1.4. Major components of fMRI analysis

- Why is fMRI so difficult to analyze?

- The presence of artifacts, such as head movement, can cause large artifacts in the fMRI signal.

- Variablilty between / within individuals. two scans of the same subject for the same experimental model, and two scans of different subjects, can be very different.

- The dimensionality of the data obtained from the scans is too high. How to get useful information from such high-dimensional data? (Inner os: dimensionality reduction + machine learning!)

- The main process of analysis

- Quality control: make sure there are no artifacts

- Distortion correction: correct spatial distortion

- Motion correction: Correction of the image of head movement

- Slice timing correction: different slice produces slightly different time to be corrected.

- Spatial normalization: to put the brain space of different subjects on the same board in order to do cross-subject analysis.

- Spatial smoothing: deliberately blurring the data to suppress (high frequency?) noise

- Temporal filtering: removing low frequency noise

- Statistical modeling: Fitting a good statistical model to predict the response of the brain to a specific task/stimulus

- Statistical inference: further analysis

- Visualization: visualization.
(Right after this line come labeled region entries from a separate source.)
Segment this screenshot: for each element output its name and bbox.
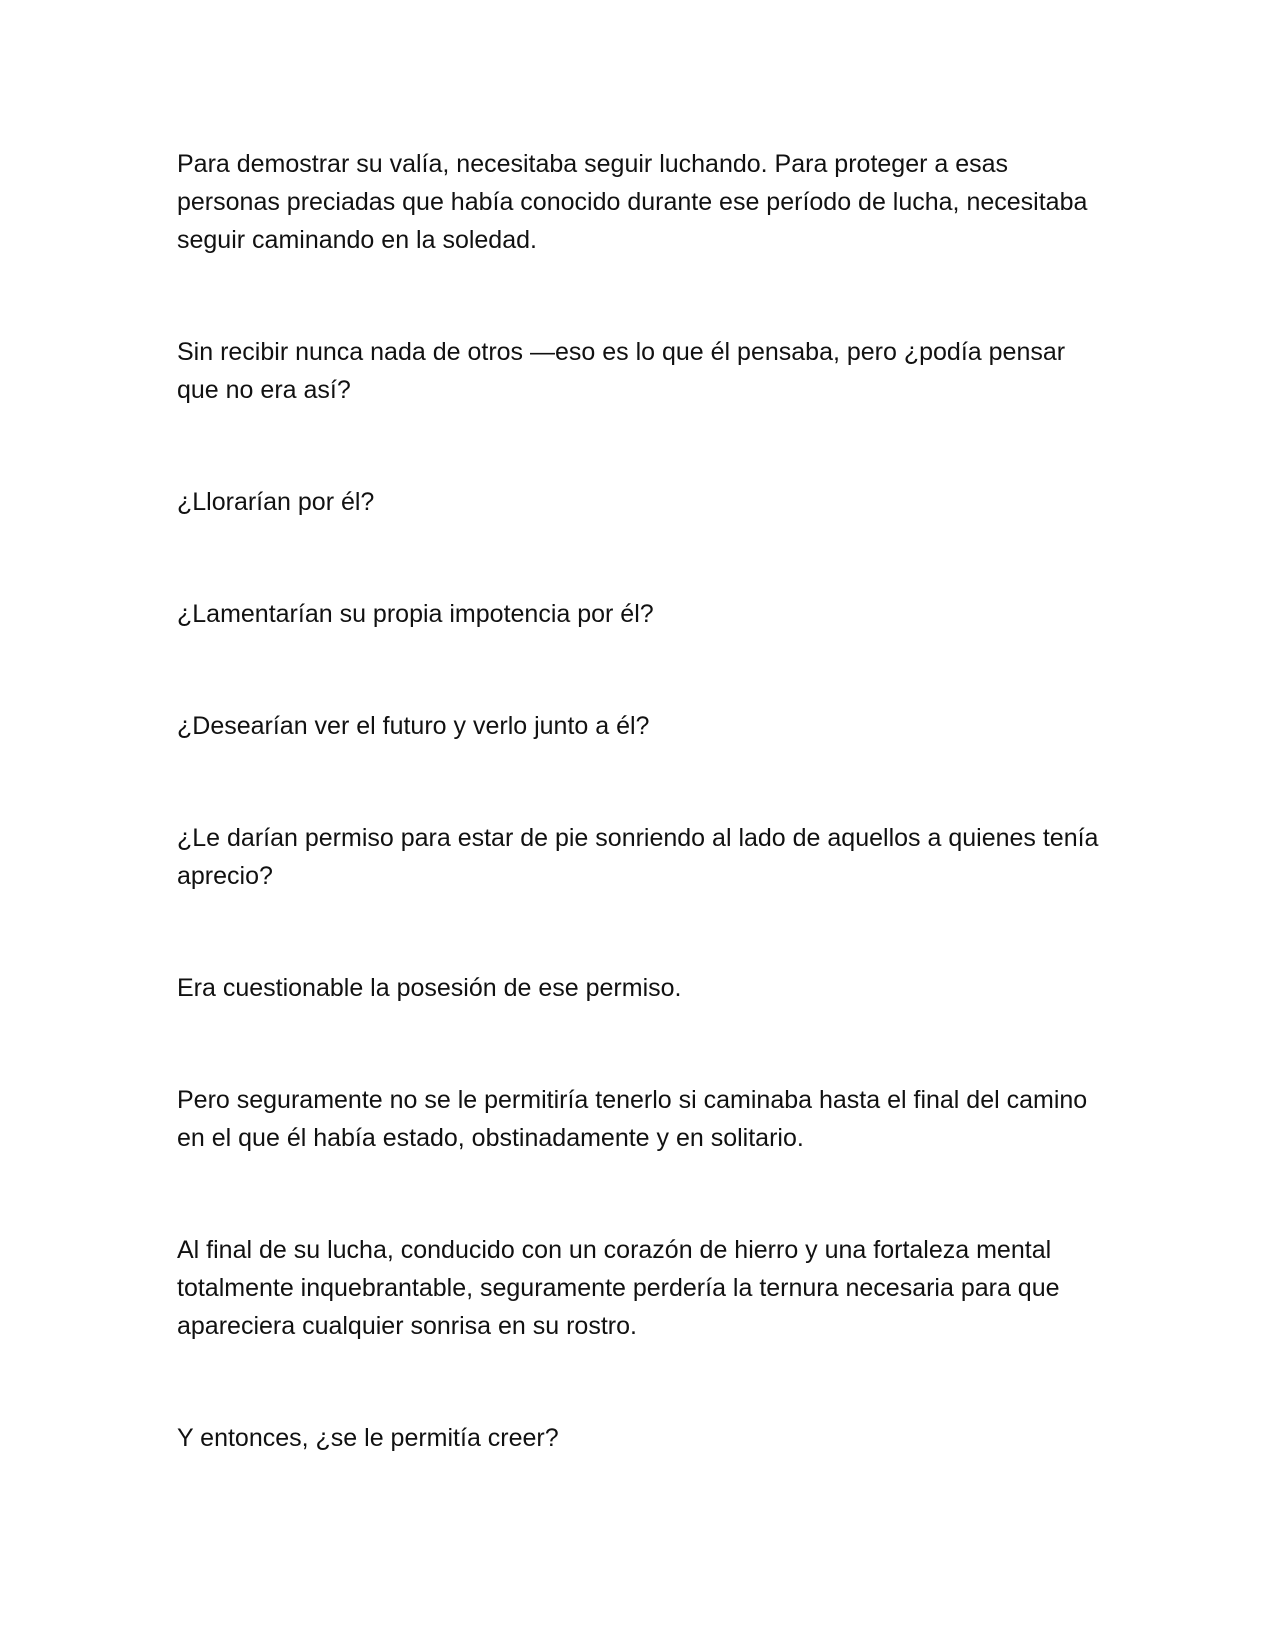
paragraph: Al final de su lucha, conducido con un corazón de hierro y una fortaleza mental totalmente inquebrantable, seguramente perdería la ternura necesaria para que apareciera cualquier sonrisa en su rostro. [177,1236,1060,1340]
paragraph: Pero seguramente no se le permitiría tenerlo si caminaba hasta el final del camino en el que él había estado, obstinadamente y en solitario. [177,1086,1088,1152]
paragraph: Sin recibir nunca nada de otros —eso es lo que él pensaba, pero ¿podía pensar que no era así? [177,338,1066,404]
paragraph: Era cuestionable la posesión de ese permiso. [177,974,682,1002]
paragraph: ¿Desearían ver el futuro y verlo junto a él? [177,712,650,740]
paragraph: Y entonces, ¿se le permitía creer? [177,1424,559,1452]
paragraph: ¿Lamentarían su propia impotencia por él? [177,600,654,628]
paragraph: Para demostrar su valía, necesitaba seguir luchando. Para proteger a esas personas preciadas que había conocido durante ese período de lucha, necesitaba seguir caminando en la soledad. [177,150,1088,254]
text-body [177,145,1107,1531]
paragraph: ¿Llorarían por él? [177,488,375,516]
paragraph: ¿Le darían permiso para estar de pie sonriendo al lado de aquellos a quienes tenía aprecio? [177,824,1099,890]
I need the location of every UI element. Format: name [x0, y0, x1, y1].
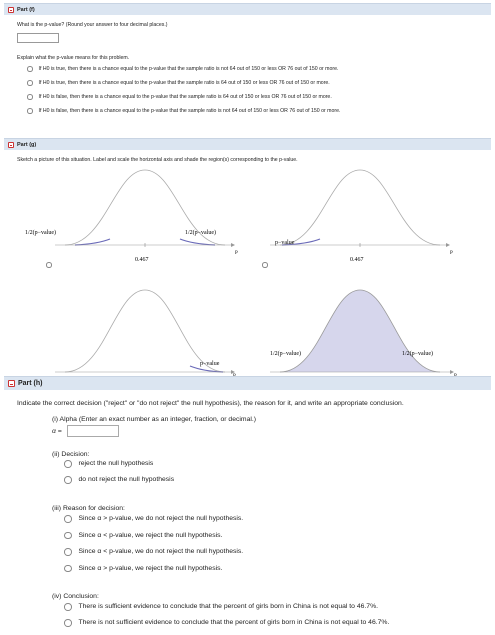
center-tick-label: 0.467	[135, 257, 149, 263]
center-shade	[280, 290, 440, 372]
f-options-option-4[interactable]	[27, 108, 340, 114]
radio-button[interactable]	[64, 532, 72, 540]
option-label: Since α > p-value, we reject the null hypothesis.	[78, 564, 223, 572]
graph-option-4	[260, 280, 470, 377]
left-tail-shade	[75, 239, 110, 245]
h-decision-option-1[interactable]	[64, 460, 153, 468]
graph-option-1	[25, 165, 245, 265]
radio-button[interactable]	[27, 66, 33, 72]
h-reason-option-3[interactable]	[64, 548, 243, 556]
option-label: Since α > p-value, we do not reject the null hypothesis.	[78, 515, 244, 523]
h-reason-option-2[interactable]	[64, 532, 222, 540]
h-decision-option-2[interactable]	[64, 476, 174, 484]
radio-button[interactable]	[64, 476, 72, 484]
option-label: reject the null hypothesis	[78, 460, 154, 468]
reason-label: (iii) Reason for decision:	[52, 505, 125, 512]
radio-button[interactable]	[27, 80, 33, 86]
radio-button[interactable]	[64, 565, 72, 573]
right-label: 1/2(p−value)	[402, 351, 434, 357]
radio-button[interactable]	[64, 515, 72, 523]
h-conclusion-option-1[interactable]	[64, 603, 378, 611]
conclusion-label: (iv) Conclusion:	[52, 593, 99, 600]
alpha-input[interactable]	[67, 425, 119, 437]
h-conclusion-option-2[interactable]	[64, 619, 389, 627]
collapse-icon[interactable]	[8, 380, 15, 387]
radio-button[interactable]	[27, 108, 33, 114]
radio-button[interactable]	[27, 94, 33, 100]
radio-button[interactable]	[64, 548, 72, 556]
explain-label: Explain what the p-value means for this problem.	[17, 55, 130, 61]
left-label: 1/2(p−value)	[270, 351, 302, 357]
graph-radio-1[interactable]	[46, 262, 52, 268]
right-label: p−value	[200, 361, 220, 367]
left-label: 1/2(p−value)	[25, 230, 57, 236]
left-label: p−value	[275, 240, 295, 246]
option-label: If H0 is false, then there is a chance equal to the p-value that the sample ratio is 64 out of 150 or less OR 76 out of 150 or more.	[38, 94, 332, 100]
h-reason-option-4[interactable]	[64, 565, 222, 573]
right-label: 1/2(p−value)	[185, 230, 217, 236]
right-tail-shade	[180, 239, 215, 245]
alpha-label: (i) Alpha (Enter an exact number as an integer, fraction, or decimal.)	[52, 416, 257, 423]
sketch-instruction: Sketch a picture of this situation. Label and scale the horizontal axis and shade the region(s) corresponding to the p-value.	[17, 157, 298, 163]
option-label: There is not sufficient evidence to conclude that the percent of girls born in China is not equal to 46.7%.	[78, 619, 390, 627]
graph-option-2	[260, 165, 460, 265]
graph-radio-2[interactable]	[262, 262, 268, 268]
decision-instruction: Indicate the correct decision ("reject" or "do not reject" the null hypothesis), the reason for it, and write an appropriate conclusion.	[17, 400, 404, 407]
p-value-question: What is the p-value? (Round your answer to four decimal places.)	[17, 22, 168, 28]
alpha-symbol: α =	[52, 428, 62, 435]
f-options-option-2[interactable]	[27, 80, 330, 86]
option-label: do not reject the null hypothesis	[78, 476, 175, 484]
part-g-header[interactable]: Part (g)	[4, 138, 491, 150]
h-reason-option-1[interactable]	[64, 515, 243, 523]
p-value-input[interactable]	[17, 33, 59, 43]
radio-button[interactable]	[64, 619, 72, 627]
f-options-option-3[interactable]	[27, 94, 332, 100]
decision-label: (ii) Decision:	[52, 451, 90, 458]
f-options-option-1[interactable]	[27, 66, 338, 72]
option-label: If H0 is true, then there is a chance equal to the p-value that the sample ratio is 64 out of 150 or less OR 76 out of 150 or more.	[38, 80, 330, 86]
part-f-header[interactable]: Part (f)	[4, 3, 491, 15]
option-label: There is sufficient evidence to conclude that the percent of girls born in China is not equal to 46.7%.	[78, 603, 378, 611]
option-label: If H0 is true, then there is a chance equal to the p-value that the sample ratio is not 64 out of 150 or less OR 76 out of 150 or more.	[38, 66, 339, 72]
axis-label: P	[235, 251, 238, 256]
normal-curve	[280, 170, 440, 245]
part-h-header[interactable]: Part (h)	[4, 376, 491, 390]
radio-button[interactable]	[64, 460, 72, 468]
collapse-icon[interactable]	[8, 142, 14, 148]
axis-label: P	[450, 251, 453, 256]
center-tick-label: 0.467	[350, 257, 364, 263]
radio-button[interactable]	[64, 603, 72, 611]
graph-option-3	[45, 280, 245, 377]
normal-curve	[65, 290, 225, 372]
option-label: Since α < p-value, we reject the null hypothesis.	[78, 531, 223, 539]
option-label: If H0 is false, then there is a chance equal to the p-value that the sample ratio is not 64 out of 150 or less OR 76 out of 150 or more.	[38, 108, 341, 114]
collapse-icon[interactable]	[8, 7, 14, 13]
option-label: Since α < p-value, we do not reject the null hypothesis.	[78, 548, 244, 556]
Also a lot of work.

1.5. software packages for fMRI analysis

The most commonly used are.

- SPM (most commonly used, most comprehensive, provides a lot of good file reading and writing operations, visualization is limited)

- FSL (newcomer, recommended by the authors, good for visualizing DTI analysis/ICA analysis, has many brain templates)

- AFNI (visualization is good, can be combined with R analysis)

- Freesurfer (actually mainly used for structural MRI data analysis. But it has many cortical models, which can be used well for inter-subject surface-based alignment, and is a good tool), etc.

It is best to choose a specialization and supplement it with other software for specific functions. the popularity of NIfTI format also makes it a bit easier to use multiple software in concert.

Finally ** attaches the essence: Processing stream:**


The first chapter gives an overall overview of fMRI data analysis, and specific terms and methods should be explained in more detail subsequently.